10 responses to “Hakushaku to Yousei: A Bower of Britsploitation Bliss?

  1. In my experience Brits tend to be heavily into self-britsploitation. i guess historically they’ve done well enough to earn that right..

  2. I have to admit, for all its silliness and fluffiness, Hakushaku to Yousei is fairly impressive as regards its folklore knowledge – given that anime has been known to screw up its own domestic folklore, I was pleasantly surprised by the ease with which it utilized British folklore, and by the fact that it didn’t just go with the easy stuff by expanding beyond the obvious, such as banshees and pixies.

    I feel like this season is somewhat heavier than normal as regards Britsploitation, as we have the obvious examples, such as the above and Kuroshitsuji (rotten adaptation that one’s gotten thus far), and then the less obvious ones, like Vampire Knight Guilty – after all, the incarnation of vampires we have nowadays comes from the Victorian era, and the vampires in VKG are largely drawn from this modern conception of the vampire; prior to Bram Stoker’s efforts, the vampire was akin to the werewolf in the public’s imagination (we’ll ignore the fact that, technically speaking, Stoker was Irish, as by the time he wrote Dracula he was fairly Anglicized, so to speak).

  3. What distinguishes the original from the copy? And does it matter, if the fake performs as well (or better)?

    I see what you did there. And I’d say that if the copy takes a rank drop (say, from A to B and so on), but makes up for it in QUANTITY… then, well. You get the idea.

  4. What was the phrase? “He has nothing, and yet looks everything…what more could a woman want?” ;)

  5. @ Dorian Cornelius Jasper: I think Britsploitation’s something we can all get behi dig.

    @ animekritik: From my (limited) experience observing fellow Britons abroad, we tend to work with what we’ve got – usually ingrained cultural memories, not always pleasant ones.

    @ adaywithoutme: I wonder if HtY doesn’t trip up much on folklore because it’s a light novel adaption?
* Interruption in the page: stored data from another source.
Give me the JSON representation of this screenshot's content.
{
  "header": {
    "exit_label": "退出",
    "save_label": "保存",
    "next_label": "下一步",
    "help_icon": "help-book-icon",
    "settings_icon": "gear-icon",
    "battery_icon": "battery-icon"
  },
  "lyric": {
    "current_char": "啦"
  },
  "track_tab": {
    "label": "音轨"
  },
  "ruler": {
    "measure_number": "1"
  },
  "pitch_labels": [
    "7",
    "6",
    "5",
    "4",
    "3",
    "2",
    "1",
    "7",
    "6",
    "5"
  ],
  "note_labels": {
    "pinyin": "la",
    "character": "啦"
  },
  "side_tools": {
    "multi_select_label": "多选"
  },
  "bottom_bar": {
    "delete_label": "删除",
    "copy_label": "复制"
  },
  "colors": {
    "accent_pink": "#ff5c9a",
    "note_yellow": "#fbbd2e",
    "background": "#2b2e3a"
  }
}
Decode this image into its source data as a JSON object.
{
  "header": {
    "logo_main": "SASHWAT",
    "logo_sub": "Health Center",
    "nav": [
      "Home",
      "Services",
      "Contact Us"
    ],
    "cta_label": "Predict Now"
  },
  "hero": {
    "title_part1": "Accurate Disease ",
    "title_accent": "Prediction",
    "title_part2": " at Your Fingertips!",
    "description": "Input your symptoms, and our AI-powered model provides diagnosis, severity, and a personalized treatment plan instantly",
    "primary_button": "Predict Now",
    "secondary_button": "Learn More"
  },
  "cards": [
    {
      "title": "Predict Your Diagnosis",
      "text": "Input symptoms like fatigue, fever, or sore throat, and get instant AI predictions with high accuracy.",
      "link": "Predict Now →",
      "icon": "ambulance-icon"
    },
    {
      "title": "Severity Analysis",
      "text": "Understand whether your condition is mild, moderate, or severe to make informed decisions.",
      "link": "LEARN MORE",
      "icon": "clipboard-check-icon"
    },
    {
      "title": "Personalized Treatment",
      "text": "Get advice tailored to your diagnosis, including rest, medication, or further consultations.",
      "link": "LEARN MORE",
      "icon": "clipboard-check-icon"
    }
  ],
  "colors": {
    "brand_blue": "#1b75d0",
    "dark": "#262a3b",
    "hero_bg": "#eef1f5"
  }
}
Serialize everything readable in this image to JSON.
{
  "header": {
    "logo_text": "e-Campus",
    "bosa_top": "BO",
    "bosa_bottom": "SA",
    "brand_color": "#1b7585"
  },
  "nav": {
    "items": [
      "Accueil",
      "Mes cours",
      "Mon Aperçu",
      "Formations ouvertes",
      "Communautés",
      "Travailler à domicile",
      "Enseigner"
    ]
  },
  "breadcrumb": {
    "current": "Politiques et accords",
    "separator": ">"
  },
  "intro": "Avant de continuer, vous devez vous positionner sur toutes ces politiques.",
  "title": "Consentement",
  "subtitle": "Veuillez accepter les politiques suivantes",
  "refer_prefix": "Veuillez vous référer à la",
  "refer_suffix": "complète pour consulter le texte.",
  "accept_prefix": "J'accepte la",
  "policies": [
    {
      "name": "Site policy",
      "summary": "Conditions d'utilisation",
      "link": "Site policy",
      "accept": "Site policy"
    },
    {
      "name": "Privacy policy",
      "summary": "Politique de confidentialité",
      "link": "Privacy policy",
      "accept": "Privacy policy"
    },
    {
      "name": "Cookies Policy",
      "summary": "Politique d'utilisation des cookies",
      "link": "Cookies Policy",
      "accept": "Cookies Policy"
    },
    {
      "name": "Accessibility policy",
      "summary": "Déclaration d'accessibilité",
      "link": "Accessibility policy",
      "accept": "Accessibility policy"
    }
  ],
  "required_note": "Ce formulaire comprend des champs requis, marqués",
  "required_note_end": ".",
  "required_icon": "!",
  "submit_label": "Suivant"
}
In the (somewhat) less rushed world of light novel writing, I imagine it’d be easier for a writer to do a little research. Or maybe Mizue Tani is just a comparitive folklore buff.

    One of my favourite readings of Dracula sees it as a story of late-Victorian class conflict: the bloodsucking, old and continental aristocrat pitched against an upper-middle-class scientist, a robust man from the New World, a respectable homegrown aristocrat and a solicitor. I suspect since then vampires have usually been used to talk about sex and class (from what little I’ve read of Vampire Knight, educational segregation is part of the setup). And sex and class seem to be tangled up in at least two other intrusions of Britsploitation into anime that I can think of, those ‘Victorian’ butlers and maids. Definitely room for further thought here.

    @ Owen S: It could just be me putting a template on what I’m reading, but this worry about fakes seems to crop up in a lot of stories. I have a slightly cynical pet theory that this is the result of angst about their own craft on the part of the storytellers.

    @ Crusader: . . . actually, that doesn’t ring any bells in my mind.

  6. I think it was Oscar Wilde in “the Importance of Being Earnest.”

    You disappoint me Mr. Lit Major. :P

  7. Ah, Wilde’s after my favourite period, and I tend not to study plays.